Day to day, I tend to run various plugins within eclipse since it integrates well with various development environments and repositories. I like the idea of having all my coding environments rolled into one small package. Eclipse is really fast if you run the workspace out of a ram drive.


(Nicholas Perry) #17

Could you go into more detail on what packages you are using? It sounds like you could accomplish much of that by using putty and a windows port of x? It sound interesting.

How well does that integrate with windows?


(Jeff Atwood) #18

Nobody has mentioned RubyMine yet? Too bad, it’s great and inexpensive! Version 5.0 just came out too.

I’m a wuss. Dear Intellisense, You Complete Me.


(Nicholas Perry) #19

Have you played around with Komodo? I used a professional copy during my time at Vermont Tech and have been saving up to get ahold of it. The way that it can do realtime code-completion of dynamic languages is really something amazing. Their debugging is also fantastic imho. The language list is impressive.
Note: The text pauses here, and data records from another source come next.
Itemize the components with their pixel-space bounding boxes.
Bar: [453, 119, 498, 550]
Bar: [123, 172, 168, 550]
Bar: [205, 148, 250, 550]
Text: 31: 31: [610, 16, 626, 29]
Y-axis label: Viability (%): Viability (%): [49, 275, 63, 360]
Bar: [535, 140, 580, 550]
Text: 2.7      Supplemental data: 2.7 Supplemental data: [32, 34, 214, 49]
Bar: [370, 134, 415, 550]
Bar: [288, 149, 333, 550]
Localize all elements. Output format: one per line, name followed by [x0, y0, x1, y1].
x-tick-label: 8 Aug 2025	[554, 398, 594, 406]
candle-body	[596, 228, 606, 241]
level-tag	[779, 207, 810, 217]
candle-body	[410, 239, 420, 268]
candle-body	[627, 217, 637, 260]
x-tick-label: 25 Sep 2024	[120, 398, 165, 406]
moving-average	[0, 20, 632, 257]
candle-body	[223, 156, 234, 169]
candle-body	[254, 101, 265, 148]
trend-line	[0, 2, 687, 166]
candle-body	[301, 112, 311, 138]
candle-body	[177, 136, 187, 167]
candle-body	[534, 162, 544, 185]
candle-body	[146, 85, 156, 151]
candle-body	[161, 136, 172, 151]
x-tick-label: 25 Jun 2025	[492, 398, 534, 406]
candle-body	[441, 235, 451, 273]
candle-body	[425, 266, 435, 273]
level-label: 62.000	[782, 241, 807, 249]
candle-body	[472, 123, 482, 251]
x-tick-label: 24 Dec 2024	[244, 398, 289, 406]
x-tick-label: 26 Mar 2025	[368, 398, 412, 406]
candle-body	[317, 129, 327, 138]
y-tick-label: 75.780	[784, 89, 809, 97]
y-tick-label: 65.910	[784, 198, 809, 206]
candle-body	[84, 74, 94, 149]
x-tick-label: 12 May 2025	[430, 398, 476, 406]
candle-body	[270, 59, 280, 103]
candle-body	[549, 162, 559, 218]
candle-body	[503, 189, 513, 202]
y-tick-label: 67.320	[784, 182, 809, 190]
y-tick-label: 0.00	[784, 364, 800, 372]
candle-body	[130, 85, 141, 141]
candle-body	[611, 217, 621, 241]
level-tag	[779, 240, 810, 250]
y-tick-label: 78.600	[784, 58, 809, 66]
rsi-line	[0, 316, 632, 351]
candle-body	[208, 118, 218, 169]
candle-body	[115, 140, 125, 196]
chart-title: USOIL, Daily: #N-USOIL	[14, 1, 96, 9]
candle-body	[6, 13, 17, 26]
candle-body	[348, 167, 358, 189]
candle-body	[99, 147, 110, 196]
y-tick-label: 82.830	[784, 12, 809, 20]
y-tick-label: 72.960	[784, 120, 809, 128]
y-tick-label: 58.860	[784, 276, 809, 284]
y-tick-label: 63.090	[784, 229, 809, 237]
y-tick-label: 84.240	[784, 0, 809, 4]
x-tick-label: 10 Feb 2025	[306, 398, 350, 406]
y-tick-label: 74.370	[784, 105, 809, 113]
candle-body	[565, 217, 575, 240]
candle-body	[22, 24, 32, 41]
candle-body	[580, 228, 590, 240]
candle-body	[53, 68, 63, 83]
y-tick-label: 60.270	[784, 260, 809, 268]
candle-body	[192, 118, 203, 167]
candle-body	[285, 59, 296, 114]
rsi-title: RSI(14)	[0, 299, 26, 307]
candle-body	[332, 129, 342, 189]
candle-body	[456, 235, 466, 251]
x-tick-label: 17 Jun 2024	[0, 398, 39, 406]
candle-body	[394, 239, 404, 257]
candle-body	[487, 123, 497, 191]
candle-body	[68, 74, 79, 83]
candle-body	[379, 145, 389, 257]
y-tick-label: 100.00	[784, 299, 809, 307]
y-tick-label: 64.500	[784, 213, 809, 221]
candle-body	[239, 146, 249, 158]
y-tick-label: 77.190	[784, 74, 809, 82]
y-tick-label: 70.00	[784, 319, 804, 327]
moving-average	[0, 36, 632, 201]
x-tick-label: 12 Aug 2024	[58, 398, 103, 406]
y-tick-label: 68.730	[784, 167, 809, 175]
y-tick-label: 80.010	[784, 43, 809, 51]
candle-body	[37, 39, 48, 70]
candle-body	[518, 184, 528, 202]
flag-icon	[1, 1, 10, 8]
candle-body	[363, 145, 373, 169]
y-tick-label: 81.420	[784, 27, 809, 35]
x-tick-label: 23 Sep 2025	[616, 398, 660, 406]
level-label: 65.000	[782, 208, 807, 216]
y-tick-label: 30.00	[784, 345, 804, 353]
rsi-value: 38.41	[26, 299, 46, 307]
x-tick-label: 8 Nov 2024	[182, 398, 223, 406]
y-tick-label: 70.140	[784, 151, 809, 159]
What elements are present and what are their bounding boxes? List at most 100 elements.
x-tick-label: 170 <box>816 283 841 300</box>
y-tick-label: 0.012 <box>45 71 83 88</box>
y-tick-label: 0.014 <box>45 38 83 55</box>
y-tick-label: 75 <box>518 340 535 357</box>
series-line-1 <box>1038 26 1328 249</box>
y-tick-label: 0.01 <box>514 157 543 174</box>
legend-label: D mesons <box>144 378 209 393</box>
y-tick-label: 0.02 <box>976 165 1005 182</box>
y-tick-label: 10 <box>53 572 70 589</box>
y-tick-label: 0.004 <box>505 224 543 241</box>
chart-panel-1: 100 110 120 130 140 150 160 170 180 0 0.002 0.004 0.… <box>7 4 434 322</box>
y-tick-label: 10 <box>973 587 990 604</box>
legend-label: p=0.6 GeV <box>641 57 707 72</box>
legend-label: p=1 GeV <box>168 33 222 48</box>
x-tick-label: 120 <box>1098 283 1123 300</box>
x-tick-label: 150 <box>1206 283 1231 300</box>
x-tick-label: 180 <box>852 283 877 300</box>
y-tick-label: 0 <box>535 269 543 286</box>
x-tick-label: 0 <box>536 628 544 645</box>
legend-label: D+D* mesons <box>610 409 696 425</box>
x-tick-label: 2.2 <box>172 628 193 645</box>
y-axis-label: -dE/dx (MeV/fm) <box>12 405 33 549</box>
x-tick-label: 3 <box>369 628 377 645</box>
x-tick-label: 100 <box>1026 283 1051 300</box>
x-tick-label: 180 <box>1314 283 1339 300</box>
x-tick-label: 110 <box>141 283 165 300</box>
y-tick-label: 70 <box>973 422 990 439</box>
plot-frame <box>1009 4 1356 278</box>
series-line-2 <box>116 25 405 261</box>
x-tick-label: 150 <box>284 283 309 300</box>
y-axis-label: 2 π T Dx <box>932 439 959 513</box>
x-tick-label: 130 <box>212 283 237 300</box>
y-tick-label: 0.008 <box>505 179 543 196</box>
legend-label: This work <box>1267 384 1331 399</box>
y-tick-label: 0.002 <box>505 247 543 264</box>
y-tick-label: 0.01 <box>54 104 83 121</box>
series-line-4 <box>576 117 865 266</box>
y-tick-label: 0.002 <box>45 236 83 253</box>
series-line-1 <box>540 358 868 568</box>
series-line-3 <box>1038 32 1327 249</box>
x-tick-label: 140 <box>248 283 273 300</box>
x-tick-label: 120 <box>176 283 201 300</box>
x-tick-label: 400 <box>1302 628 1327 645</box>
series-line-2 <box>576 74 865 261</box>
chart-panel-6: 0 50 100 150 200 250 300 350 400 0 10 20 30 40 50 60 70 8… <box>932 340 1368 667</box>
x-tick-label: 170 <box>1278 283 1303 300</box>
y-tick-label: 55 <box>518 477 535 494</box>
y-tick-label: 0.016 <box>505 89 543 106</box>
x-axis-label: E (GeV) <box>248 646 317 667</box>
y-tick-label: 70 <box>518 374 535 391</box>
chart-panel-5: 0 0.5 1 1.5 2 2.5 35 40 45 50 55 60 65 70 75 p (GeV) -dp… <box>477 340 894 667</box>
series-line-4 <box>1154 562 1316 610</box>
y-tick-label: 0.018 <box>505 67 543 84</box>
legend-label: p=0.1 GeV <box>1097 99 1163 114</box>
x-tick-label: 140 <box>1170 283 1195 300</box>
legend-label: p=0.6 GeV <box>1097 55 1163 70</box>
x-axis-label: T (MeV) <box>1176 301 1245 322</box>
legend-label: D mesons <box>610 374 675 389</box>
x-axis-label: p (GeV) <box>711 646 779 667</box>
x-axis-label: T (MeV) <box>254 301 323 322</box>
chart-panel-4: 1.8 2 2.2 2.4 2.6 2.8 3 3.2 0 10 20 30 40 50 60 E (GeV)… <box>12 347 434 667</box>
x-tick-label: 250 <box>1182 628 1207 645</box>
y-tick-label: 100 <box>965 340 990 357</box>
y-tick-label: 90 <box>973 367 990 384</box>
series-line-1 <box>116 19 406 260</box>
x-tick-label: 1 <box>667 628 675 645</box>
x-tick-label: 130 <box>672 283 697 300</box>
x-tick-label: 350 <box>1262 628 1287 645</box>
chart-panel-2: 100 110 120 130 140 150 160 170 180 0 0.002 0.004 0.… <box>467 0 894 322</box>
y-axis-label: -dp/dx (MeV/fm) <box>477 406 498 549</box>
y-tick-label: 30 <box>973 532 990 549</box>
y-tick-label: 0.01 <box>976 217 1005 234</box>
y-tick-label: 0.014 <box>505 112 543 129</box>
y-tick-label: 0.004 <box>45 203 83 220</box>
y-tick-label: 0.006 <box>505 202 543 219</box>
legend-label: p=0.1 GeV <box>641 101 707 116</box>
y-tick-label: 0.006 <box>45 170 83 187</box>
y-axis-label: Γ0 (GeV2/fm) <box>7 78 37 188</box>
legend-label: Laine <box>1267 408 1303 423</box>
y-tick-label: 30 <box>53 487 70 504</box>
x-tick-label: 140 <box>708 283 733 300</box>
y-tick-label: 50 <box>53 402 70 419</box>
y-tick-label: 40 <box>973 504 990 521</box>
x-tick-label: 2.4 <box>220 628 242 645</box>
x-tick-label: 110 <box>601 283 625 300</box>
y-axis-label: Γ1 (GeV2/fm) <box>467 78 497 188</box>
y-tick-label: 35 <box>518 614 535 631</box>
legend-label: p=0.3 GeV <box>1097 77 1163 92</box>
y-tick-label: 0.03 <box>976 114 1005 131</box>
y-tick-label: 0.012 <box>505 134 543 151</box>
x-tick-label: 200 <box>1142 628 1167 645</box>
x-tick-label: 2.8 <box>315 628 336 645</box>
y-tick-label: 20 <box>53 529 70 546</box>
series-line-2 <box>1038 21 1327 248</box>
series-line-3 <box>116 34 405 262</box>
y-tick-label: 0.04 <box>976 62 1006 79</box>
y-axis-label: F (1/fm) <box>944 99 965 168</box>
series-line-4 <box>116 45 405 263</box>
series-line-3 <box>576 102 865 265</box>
I’ve been trying to find similar systems that integrate with eclipse, but they are hard to come by.


(Willie Roberts) #20

I was actually able to get RubyMine, PHPStorm, IntelliJ IDEA, Resharper and AppCode personal licenses for $ 140 during there Mayan end of the world sale in December and have to agree it’s great. I haven’t used RubyMine or IntelliJ fully yet but Reshaper and AppCode is used everyday and well worth the money.